Ô Rois qui cherchez des étoiles,
n’en cherchez plus désormais,
car là où brille le soleil, les étoiles n’ont pas de lumière.
Vous en recherchez une seule, mais votre science des autres astres vous a fait suivre ce Soleil nouveau-né
que vous adorez et servez aujourd’hui.
Et puisque par des lumières si belles leur roi se manifeste,
d’étoile en étoile,
je parie que vous avez vu le Christ
rois qui les recherchez .
L’une d’elles vous a menés au Soleil présent
qui brille pour nous tous.
Comme il est admirable
qu’à la recherche du Soleil levant, vous tourniez le dos à l’Orient.

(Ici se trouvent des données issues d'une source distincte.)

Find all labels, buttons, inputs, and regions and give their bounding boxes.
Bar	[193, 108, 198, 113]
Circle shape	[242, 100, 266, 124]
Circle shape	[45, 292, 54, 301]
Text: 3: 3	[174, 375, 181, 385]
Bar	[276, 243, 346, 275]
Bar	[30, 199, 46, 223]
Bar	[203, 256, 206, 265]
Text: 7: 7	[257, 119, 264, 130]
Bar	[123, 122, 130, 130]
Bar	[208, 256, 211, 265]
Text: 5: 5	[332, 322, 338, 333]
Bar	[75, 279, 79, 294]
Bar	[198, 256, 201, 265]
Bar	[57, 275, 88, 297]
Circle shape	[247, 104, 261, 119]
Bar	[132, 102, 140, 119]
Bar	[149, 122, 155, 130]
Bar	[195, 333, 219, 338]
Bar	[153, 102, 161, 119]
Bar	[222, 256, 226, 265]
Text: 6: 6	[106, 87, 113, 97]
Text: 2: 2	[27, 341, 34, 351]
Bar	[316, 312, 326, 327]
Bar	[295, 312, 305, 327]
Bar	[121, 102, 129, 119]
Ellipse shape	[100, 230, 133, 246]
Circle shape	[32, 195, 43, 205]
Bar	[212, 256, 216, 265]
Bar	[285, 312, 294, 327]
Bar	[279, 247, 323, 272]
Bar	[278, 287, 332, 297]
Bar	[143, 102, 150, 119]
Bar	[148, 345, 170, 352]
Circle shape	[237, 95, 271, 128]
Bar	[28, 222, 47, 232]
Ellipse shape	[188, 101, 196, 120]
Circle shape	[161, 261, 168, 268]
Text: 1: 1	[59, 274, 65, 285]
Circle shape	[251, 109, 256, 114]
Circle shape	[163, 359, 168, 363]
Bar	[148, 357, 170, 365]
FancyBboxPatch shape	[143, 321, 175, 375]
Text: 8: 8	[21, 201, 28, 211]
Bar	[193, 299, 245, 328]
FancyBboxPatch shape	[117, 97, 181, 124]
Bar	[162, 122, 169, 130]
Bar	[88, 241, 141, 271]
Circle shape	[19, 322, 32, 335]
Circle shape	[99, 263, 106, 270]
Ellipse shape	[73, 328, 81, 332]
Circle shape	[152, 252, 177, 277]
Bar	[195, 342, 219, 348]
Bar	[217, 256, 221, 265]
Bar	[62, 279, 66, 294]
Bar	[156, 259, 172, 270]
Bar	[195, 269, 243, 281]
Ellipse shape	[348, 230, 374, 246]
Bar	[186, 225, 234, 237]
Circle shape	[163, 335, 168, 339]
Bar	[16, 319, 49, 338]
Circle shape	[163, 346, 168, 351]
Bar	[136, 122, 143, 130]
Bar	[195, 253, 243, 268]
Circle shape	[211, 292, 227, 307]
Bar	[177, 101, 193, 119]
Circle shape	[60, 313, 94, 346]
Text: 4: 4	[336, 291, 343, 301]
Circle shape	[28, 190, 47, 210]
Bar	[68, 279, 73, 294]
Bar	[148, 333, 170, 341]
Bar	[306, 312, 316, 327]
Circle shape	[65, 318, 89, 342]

L’étoile s’est immobilisée
montrant le Soleil ; mais une autre encore vous guide,
puisque vous avez vu Marie :
ne cherchez plus aucune étoile.
C’est l’étoile divine
que Jacob a uni au Soleil Christ
elle est le chemin qui mène au Soleil
a peine l’a-t-on vue, on la reconnaît et on la contemple.
Marie déjà la révèle
par la lumière de l’Enfant, Lui le saint Soleil de justice, ce pourquoi il brille tant car là où est le soleil, il est. Par les yeux de Marie
il va vers la lumière céleste
que l’Enfant lui-même lui envoie
il est le « cristal » du Christ
l’aurore en qui naît le jour .
Du ciel les belles lumières
de ses yeux peuvent les voir,
les autres en sont les dépouilles
car là où se trouvent ses yeux,
les étoiles n’ont pas de lumière.

Lope de Vega ( >XVIe-XVIIe siècles) . Bergers de Bethléem, IV.